Ayrıca Han Sooyoung, Yoo Sangah ve Lee Gilyoung gibi karakterler olmayan kişiler de listede yer almadı.
Önemli değildi. Şu anda ihtiyacım olan insanlar onlar değildi. Biraz kaydırdım ve sonunda istediğim kişiyi buldum.
İşte oradaydı. Onun da bir ‘karakter’ olduğunu neden unuttum? Onu dördüncü yer imine koymakta tereddüt etmedim.
[Yer İşareti becerisinin seviyesi düşük, bu da aktivasyon süresini kısaltıyor.]
[Aktivasyon Süresi: 30 dakika]
[Karakteri anlamanız önemlidir. İçe aktarmak için bazı becerilerini seçebilirsiniz.]
Bir yetenek seçtim.
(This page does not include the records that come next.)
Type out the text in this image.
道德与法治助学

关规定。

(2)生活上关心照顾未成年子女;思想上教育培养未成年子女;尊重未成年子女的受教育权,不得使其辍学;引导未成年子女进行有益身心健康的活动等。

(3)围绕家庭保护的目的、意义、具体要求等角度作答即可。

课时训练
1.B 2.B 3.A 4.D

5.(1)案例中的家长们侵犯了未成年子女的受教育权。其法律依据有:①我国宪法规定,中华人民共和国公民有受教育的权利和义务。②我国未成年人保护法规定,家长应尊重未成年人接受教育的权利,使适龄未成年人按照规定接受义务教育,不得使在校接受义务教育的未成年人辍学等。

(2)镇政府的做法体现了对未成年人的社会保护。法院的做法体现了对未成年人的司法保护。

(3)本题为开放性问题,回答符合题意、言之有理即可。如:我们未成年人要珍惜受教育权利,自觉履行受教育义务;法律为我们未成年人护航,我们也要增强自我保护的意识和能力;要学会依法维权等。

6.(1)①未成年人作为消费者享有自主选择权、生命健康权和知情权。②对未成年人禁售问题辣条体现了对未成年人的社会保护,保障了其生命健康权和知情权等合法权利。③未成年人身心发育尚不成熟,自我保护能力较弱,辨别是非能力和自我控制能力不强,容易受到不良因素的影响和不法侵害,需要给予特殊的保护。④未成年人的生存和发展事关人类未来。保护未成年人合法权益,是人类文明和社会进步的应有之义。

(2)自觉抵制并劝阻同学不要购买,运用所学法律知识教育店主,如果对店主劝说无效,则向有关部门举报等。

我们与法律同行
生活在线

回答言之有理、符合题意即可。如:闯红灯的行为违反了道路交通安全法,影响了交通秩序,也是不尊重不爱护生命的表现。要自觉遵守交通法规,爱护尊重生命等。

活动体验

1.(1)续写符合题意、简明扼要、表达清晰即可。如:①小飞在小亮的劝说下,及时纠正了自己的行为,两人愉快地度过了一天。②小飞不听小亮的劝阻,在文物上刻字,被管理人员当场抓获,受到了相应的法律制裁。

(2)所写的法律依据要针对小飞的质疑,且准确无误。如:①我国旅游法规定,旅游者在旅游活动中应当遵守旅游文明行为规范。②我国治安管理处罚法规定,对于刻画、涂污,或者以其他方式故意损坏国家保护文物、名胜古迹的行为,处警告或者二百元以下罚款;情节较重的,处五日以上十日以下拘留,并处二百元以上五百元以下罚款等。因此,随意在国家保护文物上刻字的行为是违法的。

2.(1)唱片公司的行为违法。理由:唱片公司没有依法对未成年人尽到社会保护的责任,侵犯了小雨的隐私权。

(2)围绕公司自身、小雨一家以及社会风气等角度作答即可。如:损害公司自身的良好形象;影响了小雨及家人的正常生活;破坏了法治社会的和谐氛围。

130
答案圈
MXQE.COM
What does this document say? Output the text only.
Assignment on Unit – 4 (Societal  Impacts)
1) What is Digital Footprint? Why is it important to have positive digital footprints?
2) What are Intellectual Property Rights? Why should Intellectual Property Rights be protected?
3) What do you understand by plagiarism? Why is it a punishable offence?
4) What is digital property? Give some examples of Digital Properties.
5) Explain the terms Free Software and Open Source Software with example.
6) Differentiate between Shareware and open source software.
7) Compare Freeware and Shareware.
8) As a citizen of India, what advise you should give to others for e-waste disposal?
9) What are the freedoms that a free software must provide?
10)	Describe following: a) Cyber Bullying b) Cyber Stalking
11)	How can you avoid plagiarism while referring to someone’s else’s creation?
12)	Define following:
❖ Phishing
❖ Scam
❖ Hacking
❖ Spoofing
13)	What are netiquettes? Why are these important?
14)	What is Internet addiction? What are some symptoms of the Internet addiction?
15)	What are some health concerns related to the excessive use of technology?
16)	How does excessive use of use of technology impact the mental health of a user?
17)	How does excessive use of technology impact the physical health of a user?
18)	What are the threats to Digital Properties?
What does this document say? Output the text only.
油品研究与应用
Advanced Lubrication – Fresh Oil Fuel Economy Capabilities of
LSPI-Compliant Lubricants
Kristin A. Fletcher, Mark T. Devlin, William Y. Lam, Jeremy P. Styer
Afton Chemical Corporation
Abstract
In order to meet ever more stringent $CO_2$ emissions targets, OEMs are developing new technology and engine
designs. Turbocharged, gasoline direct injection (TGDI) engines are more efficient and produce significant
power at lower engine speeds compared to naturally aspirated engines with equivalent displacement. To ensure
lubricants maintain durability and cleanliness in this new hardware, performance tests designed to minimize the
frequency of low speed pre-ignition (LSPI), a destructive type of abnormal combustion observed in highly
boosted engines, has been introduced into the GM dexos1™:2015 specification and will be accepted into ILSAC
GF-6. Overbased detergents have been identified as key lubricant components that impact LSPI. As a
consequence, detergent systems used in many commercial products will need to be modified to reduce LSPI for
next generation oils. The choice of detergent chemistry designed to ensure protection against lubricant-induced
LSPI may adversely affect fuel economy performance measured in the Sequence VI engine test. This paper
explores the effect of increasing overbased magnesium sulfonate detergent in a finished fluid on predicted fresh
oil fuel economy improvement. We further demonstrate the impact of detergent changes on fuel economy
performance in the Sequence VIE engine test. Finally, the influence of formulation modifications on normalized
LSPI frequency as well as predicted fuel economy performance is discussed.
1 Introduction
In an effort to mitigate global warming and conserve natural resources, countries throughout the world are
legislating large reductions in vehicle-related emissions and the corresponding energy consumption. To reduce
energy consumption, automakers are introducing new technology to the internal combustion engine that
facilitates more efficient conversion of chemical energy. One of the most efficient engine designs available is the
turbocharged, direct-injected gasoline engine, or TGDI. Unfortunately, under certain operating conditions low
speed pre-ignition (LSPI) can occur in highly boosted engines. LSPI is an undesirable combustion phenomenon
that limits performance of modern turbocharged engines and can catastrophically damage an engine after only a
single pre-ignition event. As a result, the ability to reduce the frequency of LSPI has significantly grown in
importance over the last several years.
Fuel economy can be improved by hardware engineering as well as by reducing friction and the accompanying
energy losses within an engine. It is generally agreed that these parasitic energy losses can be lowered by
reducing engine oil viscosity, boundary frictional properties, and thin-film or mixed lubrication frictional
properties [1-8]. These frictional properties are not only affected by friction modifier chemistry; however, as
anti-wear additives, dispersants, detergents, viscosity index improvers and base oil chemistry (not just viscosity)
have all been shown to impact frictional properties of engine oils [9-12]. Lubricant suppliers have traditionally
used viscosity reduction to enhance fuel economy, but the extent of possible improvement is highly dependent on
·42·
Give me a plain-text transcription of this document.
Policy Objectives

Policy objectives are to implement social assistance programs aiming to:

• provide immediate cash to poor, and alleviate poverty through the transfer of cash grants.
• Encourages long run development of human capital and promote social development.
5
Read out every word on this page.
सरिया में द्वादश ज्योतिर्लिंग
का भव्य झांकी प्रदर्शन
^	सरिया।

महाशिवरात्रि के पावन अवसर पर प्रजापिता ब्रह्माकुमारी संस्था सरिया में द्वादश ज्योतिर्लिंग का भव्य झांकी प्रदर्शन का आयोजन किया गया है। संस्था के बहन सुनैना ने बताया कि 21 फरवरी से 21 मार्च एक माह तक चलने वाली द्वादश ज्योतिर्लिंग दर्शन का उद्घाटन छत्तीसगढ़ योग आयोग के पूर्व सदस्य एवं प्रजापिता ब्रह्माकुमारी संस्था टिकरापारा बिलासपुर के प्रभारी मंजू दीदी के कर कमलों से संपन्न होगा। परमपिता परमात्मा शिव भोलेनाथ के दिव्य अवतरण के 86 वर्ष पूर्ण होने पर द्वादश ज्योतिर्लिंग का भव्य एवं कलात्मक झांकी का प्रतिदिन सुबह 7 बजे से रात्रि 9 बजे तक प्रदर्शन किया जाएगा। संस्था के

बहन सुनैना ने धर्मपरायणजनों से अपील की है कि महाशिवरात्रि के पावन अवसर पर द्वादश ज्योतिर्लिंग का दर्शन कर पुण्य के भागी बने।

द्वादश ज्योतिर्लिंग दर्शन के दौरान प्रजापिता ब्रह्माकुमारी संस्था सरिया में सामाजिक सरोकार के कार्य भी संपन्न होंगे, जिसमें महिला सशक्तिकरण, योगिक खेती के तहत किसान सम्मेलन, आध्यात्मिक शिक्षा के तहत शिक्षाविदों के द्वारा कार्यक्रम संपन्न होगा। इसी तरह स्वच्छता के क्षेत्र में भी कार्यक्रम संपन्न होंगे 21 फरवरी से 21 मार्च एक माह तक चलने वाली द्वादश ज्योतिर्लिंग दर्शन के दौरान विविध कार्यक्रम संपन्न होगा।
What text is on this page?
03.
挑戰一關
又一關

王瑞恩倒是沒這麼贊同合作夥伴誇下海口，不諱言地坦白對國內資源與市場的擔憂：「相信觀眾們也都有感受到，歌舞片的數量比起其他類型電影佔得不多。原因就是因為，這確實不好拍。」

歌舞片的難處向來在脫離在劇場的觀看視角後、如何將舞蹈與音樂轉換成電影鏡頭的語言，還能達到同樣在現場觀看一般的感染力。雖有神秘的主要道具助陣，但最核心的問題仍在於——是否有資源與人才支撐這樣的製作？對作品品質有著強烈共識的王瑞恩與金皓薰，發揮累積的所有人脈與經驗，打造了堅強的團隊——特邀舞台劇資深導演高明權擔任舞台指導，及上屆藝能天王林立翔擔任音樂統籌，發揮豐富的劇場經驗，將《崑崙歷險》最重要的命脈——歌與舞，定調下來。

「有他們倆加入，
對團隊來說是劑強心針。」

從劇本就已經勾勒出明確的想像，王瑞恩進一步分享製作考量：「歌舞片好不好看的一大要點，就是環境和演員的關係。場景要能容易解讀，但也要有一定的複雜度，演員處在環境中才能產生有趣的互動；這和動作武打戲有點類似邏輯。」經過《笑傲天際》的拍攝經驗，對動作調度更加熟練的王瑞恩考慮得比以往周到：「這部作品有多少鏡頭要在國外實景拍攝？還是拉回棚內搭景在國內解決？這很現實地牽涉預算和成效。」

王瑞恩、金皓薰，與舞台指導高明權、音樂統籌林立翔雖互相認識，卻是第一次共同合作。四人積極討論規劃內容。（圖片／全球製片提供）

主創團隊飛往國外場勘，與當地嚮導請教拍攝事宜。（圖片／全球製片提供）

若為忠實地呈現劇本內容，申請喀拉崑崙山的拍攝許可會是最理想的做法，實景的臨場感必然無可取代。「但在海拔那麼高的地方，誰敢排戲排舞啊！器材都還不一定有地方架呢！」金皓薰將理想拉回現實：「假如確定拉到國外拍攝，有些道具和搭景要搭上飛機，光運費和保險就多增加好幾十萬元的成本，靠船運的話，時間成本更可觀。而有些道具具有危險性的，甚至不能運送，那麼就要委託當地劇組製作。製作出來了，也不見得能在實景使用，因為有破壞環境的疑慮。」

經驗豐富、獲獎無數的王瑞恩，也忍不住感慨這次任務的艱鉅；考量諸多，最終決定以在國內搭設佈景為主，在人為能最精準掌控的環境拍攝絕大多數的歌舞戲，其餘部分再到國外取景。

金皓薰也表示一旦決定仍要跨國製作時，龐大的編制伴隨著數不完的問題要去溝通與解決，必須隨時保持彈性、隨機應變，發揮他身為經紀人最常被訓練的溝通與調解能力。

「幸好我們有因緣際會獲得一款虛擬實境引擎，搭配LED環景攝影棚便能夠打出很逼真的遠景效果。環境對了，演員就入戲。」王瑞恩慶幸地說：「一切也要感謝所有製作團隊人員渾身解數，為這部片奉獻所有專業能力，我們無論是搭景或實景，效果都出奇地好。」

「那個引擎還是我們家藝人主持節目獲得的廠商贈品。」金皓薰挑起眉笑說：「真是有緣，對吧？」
Bir sonraki an, vücudumun etrafında gümüş bir fırtına ortaya çıktı. Vücudumda bir kurdun cesaretini hissettim.
Kahretsin, kendimi aptal gibi hissettim. Şimdiye kadar ne öğrenmeye çalışıyordum? Ben bir gerileyici ya da geri dönen değildim.
[‘Imyuntar’ın Prensi Lycaon’ karakteri yer imi 4’e kaydedilmiştir.]
[Dört numaralı yer imi etkinleştirildi.]
Ben bir ‘okuyucu’ydum.
[Rüzgarın Yolu Lv. 8 etkinleştirildi.]
Ve ben bu şekilde savaştım.
TL: Stoklamış bazı bölümlerim var ancak Vietnam’daki tatilim yaklaştığı için şu anda yayınlanma oranı bilinmiyor. Yine de bölümleri yayınlayacağım ve geri döndüğümde yayın oranı artacak.